Two other appealing candidates would be conservatives Chip Roy of Texas and Byron Donalds of Florida. Donalds is probably too inexperienced for the speakership, but just the thought of those “Nazi” Republicans being led by the first black speaker of the House is rich indeed.
And there’s another candidate, albeit a long shot, who’s emerged from outside the GOP House caucus: Donald Trump. There’s nothing in the U.S. Constitution, after all, that says the speaker of the House must be a House member. Outside a New York courtroom this morning on day three of his fraud trial, Trump was asked about the speakership mess and whether he’d consider being speaker. He said: “A lot of people have been calling me about [being] speaker. All I can say is we’ll do whatever’s best for the country and for the Republican Party. I just want to say: We have some great, great people. … We’re leading by, like, 50 points for president. My focus is totally on that. If I can help them during the process, I would do it, but we have some great people in the Republican Party that can do a great job as speaker.”

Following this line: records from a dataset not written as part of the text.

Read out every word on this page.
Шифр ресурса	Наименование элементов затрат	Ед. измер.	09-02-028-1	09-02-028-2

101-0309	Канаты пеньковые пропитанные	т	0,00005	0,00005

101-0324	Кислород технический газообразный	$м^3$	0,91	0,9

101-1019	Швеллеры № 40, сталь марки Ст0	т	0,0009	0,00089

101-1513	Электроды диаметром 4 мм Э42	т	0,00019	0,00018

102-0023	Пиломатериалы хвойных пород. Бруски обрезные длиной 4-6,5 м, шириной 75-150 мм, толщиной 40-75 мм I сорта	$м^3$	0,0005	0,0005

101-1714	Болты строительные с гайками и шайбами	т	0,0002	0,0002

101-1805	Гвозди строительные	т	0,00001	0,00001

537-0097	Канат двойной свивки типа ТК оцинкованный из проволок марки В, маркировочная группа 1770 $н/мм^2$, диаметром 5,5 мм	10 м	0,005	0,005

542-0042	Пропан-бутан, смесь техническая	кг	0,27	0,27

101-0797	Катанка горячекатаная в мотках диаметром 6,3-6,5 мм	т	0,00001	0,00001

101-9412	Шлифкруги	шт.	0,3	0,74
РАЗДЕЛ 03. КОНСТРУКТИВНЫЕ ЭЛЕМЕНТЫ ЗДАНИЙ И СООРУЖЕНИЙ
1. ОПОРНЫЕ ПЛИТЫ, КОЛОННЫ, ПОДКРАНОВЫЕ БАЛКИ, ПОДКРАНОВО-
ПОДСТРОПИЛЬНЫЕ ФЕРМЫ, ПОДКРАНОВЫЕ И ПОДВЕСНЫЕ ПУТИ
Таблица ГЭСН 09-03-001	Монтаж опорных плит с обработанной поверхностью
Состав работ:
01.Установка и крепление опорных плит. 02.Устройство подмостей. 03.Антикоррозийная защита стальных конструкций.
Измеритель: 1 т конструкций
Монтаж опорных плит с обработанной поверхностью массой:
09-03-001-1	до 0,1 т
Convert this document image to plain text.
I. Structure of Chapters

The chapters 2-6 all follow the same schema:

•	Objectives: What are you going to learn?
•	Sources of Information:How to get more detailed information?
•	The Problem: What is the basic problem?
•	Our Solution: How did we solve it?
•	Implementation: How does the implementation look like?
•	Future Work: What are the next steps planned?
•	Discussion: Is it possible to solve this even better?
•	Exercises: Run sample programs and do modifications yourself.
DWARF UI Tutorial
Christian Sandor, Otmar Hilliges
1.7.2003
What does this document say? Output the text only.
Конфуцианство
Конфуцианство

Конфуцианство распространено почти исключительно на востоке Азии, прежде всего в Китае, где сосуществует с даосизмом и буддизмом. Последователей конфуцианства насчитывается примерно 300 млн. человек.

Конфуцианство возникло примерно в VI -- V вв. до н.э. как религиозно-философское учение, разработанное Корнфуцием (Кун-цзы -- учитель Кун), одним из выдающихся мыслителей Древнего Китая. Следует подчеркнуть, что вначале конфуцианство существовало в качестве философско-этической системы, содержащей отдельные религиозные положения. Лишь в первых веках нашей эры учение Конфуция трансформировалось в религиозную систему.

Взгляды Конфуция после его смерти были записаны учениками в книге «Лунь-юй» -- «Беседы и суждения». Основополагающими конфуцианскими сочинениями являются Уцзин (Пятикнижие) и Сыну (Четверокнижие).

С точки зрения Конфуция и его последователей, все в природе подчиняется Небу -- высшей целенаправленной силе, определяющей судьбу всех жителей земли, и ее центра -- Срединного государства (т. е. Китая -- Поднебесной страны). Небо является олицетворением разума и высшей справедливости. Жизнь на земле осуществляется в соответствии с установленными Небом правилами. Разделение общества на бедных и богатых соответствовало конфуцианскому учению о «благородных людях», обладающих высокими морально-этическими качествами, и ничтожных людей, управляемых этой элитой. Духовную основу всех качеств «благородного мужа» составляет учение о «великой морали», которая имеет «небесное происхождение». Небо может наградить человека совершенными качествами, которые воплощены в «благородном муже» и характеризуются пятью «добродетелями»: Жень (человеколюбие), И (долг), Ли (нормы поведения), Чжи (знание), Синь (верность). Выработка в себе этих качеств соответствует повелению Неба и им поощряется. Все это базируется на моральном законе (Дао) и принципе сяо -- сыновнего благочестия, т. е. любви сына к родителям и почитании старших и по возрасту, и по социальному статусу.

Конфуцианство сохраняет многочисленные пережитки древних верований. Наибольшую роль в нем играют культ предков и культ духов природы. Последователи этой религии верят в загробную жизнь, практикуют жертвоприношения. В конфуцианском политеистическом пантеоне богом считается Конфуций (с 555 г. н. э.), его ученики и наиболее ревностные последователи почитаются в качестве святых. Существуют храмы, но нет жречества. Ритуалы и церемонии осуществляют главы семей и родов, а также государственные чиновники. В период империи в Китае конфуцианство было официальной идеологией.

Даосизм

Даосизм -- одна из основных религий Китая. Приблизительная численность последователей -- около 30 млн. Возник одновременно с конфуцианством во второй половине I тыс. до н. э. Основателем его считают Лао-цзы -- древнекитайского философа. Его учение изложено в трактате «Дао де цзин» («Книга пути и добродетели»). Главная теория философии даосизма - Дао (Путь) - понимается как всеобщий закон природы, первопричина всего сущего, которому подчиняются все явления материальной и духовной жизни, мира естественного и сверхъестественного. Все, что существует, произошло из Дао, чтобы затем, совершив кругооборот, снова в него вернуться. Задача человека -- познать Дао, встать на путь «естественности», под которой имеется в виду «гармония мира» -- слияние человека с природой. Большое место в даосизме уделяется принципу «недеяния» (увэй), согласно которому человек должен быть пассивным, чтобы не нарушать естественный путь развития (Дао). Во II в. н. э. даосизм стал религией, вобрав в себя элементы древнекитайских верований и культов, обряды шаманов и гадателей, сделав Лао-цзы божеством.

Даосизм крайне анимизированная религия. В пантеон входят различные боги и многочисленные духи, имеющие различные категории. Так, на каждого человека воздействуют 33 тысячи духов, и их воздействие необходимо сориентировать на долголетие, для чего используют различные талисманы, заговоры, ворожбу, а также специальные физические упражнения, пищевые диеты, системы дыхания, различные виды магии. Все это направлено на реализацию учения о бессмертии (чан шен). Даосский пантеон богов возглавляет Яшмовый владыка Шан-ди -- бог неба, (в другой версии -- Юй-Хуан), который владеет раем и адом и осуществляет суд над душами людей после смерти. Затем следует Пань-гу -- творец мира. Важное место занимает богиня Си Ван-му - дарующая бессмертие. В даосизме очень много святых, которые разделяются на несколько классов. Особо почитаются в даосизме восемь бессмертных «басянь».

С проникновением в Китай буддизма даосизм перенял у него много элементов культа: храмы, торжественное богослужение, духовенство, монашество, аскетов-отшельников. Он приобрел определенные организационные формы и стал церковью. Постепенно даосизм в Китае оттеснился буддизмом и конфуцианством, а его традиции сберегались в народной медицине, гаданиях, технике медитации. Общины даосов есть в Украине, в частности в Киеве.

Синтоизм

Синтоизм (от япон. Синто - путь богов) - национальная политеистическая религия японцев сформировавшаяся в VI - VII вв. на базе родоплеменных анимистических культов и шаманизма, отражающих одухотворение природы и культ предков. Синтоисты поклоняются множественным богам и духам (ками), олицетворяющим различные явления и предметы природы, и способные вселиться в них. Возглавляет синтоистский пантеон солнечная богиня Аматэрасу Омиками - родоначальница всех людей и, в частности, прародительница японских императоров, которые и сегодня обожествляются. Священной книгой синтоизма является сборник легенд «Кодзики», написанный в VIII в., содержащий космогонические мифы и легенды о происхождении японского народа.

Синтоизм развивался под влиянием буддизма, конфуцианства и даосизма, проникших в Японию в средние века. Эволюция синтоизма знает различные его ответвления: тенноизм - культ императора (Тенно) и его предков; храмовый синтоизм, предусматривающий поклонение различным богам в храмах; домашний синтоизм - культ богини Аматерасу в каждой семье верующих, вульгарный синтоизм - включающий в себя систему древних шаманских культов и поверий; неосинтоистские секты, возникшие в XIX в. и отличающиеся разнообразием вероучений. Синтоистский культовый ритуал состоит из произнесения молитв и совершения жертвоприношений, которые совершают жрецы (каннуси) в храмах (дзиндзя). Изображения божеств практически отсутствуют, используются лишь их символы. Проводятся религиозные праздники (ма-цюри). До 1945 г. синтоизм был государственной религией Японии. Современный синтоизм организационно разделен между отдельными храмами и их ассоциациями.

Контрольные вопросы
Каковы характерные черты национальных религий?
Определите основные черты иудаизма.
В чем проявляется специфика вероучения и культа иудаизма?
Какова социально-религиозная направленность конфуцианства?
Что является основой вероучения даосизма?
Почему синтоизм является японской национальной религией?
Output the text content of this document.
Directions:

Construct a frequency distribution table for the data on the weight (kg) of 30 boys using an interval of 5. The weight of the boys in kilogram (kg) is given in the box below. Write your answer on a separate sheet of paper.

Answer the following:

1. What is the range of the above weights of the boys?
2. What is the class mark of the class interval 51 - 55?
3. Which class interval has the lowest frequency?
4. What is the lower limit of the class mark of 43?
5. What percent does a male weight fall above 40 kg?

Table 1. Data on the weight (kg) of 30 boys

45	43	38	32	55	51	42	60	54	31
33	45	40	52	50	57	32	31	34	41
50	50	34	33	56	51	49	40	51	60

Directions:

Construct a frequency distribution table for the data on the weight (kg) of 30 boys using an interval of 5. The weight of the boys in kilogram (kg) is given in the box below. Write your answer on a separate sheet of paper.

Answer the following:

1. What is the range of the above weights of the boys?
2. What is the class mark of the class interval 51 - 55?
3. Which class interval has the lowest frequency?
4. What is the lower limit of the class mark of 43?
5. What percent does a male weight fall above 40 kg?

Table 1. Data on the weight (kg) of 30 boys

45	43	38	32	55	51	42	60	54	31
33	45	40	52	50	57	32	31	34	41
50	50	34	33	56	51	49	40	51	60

Yesterday, during the somber House discussions prior to the vote on McCarthy’s speakership, Gaetz managed to get a laugh out of many of his colleagues — and perhaps a laugh is just what we need right now. Responding to California Congressman Tom McClintock, who’d earlier said that this version of the House had exceeded all expectations, Gaetz quipped, “If this House of Representatives has exceeded all expectations, then we definitely need higher expectations.”
POSTSCRIPT: Democrat elders Nancy Pelosi and Steny Hoyer are reaping what they’ve sown. As The Hill reports, Speaker Pro Tem Patrick McHenry, a McCarthy ally, booted both Pelosi and Hoyer from their convenient Capitol “hideaway” offices this morning, amid the fallout from the vote to oust McCarthy. Bipartisan decorum had allowed Pelosi and Hoyer to retain these offices when the GOP took power in January, but it appears that McHenry is blaming them, at least in part, for not having stepped in to prevent the ouster of his friend.
Updated with a postscript, additional info about Nancy Mace’s vote, and a mention of two other interesting speakership candidates.